AVCodecParserContext * parser = av_parser_init(AV_CODEC_ID_H264);
parser->flags |= PARSER_FLAG_COMPLETE_FRAMES;
parser->flags |= PARSER_FLAG_USE_CODEC_TS;

//Initialization of AV structures and the tcpsocket
//…

//Main Loop
while(true){

    //Receive packet
    int length = read(tcpsocket, recvbuf, 10e5);
    if (length >= 0) {

        //Creating temporary packet
        AVPacket * tempPacket = new AVPacket;
        av_init_packet(tempPacket);
        av_new_packet(tempPacket, length);
        memcpy(tempPacket->data, recvbuf, length);
        tempPacket->pos = pos;
        pos += length;
        memset(recvbuf,0,length);

        //Parsing temporary packet into pkt
        av_init_packet(pkt);
        av_parser_parse2(parser, cctx,
            &(pkt->data), &(pkt->size),
            tempPacket->data, tempPacket->size,
            tempPacket->pts, tempPacket->dts, tempPacket->pos
            );

        pkt->pts = parser->pts;
        pkt->dts = parser->dts;
        pkt->pos = parser->pos;

        //Set keyframe flag
        if (parser->key_frame == 1 ||
            (parser->key_frame == -1 &&
            parser->pict_type == AV_PICTURE_TYPE_I))
            pkt->flags |= AV_PKT_FLAG_KEY;
        if (parser->key_frame == -1 && parser->pict_type == AV_PICTURE_TYPE_NONE && (pkt->flags & AV_PKT_FLAG_KEY))
            pkt->flags |= AV_PKT_FLAG_KEY;
        pkt->duration = 96000; //Same result as in av_read_frame()

        //Decode:
        avcodec_send_packet(cctx, pkt);
        avcodec_receive_frame(cctx, frm);
        //Display frame
        //…
    }
}

I checked the fields of the resulting packet (pkt) just before avcodec_send_packet() in both solutions. They are as far as I can tell identical. The only difference might be the actual content of pkt->data. My solution decodes I-Frames fine, but the references in P-Frames seem to be broken, causing heavy artifacts and error messages such as “invalid level prefix”, “error while decoding MB xx”, and similar.

I would be very grateful for any hints.

Edit 1: I have developed a workaround for the time being: in the video server, after sending the packet containing the encoded data of a frame, I send one dummy packet which only contains the delimiters marking beginning and end of the packet.
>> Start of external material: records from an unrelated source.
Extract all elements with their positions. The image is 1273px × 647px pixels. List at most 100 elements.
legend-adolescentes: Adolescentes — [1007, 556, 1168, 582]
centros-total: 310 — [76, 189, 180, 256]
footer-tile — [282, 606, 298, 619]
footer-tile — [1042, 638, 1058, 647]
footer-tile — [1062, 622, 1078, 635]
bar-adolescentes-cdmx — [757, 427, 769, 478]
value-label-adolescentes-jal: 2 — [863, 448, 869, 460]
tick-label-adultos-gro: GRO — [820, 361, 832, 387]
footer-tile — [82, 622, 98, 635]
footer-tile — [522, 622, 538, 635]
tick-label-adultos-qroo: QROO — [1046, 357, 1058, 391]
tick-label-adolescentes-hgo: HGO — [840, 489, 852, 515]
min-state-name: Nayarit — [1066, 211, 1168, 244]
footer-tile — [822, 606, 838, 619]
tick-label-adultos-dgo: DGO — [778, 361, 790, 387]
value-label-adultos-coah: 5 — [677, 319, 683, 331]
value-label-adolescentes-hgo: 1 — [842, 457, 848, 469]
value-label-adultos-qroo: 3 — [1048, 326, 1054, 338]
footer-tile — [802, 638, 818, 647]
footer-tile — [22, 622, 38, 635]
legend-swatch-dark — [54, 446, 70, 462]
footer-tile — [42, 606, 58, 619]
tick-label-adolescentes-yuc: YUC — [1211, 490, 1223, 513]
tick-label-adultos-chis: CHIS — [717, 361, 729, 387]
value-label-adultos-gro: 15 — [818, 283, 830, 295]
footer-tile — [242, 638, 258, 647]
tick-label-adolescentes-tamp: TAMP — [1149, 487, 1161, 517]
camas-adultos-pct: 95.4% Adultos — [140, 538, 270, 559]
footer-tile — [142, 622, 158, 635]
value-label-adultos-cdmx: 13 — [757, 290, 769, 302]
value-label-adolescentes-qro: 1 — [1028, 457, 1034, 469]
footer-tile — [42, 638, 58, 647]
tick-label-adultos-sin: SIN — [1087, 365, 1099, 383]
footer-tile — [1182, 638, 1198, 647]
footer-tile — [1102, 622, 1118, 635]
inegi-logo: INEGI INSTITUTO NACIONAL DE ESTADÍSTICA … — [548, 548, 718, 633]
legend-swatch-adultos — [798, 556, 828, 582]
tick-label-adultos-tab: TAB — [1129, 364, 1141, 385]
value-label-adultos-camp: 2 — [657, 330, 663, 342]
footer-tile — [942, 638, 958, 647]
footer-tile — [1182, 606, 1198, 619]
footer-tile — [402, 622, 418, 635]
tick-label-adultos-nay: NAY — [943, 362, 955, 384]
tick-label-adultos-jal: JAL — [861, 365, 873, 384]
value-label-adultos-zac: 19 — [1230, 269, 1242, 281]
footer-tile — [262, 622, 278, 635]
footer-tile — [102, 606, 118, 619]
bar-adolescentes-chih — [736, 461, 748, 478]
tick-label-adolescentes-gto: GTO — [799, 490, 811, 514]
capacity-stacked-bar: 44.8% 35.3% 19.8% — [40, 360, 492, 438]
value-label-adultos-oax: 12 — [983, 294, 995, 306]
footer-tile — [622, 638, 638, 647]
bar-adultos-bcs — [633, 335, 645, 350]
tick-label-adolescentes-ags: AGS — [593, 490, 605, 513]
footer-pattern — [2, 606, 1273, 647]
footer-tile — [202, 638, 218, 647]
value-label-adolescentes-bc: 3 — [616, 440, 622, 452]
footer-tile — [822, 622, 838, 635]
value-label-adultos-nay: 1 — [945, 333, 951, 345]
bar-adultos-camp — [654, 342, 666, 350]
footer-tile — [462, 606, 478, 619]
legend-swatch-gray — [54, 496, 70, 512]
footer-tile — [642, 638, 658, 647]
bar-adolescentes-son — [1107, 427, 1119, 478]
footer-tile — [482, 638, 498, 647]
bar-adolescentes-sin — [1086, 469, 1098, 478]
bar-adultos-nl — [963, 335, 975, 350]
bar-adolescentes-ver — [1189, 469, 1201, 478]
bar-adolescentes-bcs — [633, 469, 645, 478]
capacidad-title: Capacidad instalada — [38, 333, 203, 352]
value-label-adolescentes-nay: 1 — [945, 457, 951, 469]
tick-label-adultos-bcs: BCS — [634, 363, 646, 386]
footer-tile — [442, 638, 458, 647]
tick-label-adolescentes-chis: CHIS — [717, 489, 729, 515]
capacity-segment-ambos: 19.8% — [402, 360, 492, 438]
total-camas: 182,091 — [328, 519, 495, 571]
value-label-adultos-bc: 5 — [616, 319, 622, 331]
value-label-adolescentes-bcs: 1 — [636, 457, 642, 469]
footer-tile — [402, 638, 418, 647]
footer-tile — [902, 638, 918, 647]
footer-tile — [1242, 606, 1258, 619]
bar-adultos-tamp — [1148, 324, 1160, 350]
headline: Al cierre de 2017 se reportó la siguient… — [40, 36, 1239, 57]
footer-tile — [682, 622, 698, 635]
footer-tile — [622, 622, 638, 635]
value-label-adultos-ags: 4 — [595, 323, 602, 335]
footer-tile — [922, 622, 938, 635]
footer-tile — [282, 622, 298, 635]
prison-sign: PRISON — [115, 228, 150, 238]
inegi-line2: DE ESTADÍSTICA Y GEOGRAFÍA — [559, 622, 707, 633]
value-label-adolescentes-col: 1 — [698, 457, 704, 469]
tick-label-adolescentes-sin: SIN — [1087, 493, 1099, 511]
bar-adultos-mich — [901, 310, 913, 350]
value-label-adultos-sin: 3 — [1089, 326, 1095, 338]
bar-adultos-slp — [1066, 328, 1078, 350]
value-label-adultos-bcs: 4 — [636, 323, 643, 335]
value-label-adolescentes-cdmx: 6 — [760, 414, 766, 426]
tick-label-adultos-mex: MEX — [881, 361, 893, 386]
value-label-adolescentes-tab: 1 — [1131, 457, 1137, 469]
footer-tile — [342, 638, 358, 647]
This way, I push the actual video data frames through av_read_frame(). I discard the dummy packets immediately after av_frame_read().

Edit 2: Solved here by rom1v, as written in his comment to this question.

1
As for AVInputformat.read_packet() this function pointer will be set for corresponding codec's read_packet() function, easiest way to confirm is compiling FFmpeg with debug info (easiest way to me just before 'make' edit ffbuild/config.mak file, find 'STRIP=strip' and replace it as 'STRIP=echo', than make and make install.). Later run your code with breakpoint set the function you want, after breakpoint hit, use bt (backtrace) on gdb. And also I notice you used av_init_packet and av_new_packet together, but av_new_packet also calls av_init_packet so you don't need it. - the kamilz
I encouter the very same problem, av_read_frame() introduce 1 frame latency: it calls (and blocks on) my custom avio_ctx->read_packet to receive more data while it has not consumed the previous (complete) packet. What data do you write exactly for your "dummy packet"? - rom1v
Assume that I encoded an image with x264_encoder_encode(enc_ctx, &nals, &num_nals, &pic_in, &pic_out);. The compressed data is in nals. Then, after sending the full frame (e.g. for(int i=0;i<num_nals;++i){ write(newfd, nals[i].p_payload, nals[i].i_payload); }) I write 50 Bytes of the beginning and end of the frame: write(sock, nals[0].p_payload, 50); write(sock, nals[num_nals - 1].p_payload + nals[num_nals -1].i_payload - 50, 50); - Chris_128
Thank you for your answer. In your original post, the problem is that if you set PARSER_FLAG_COMPLETE_FRAMES, then you are responsible to only pass complete frames to av_parser_parse2 (and if you unset the flag, you will still get 1 frame latency). I finally managed to parse manually and reduce the latency by 1 frame: github.com/Genymobile/scrcpy/pull/646 - rom1v
Good point. For me, it worked as described in my previous answer. Thank you for sharing your solution, excellent work! - Chris_128

1 Answers

1
votes

av_parser_parse2() does not neccessarily consume your tempPacket in one go. You have to call it in another loop and check its return value, like in the API docs.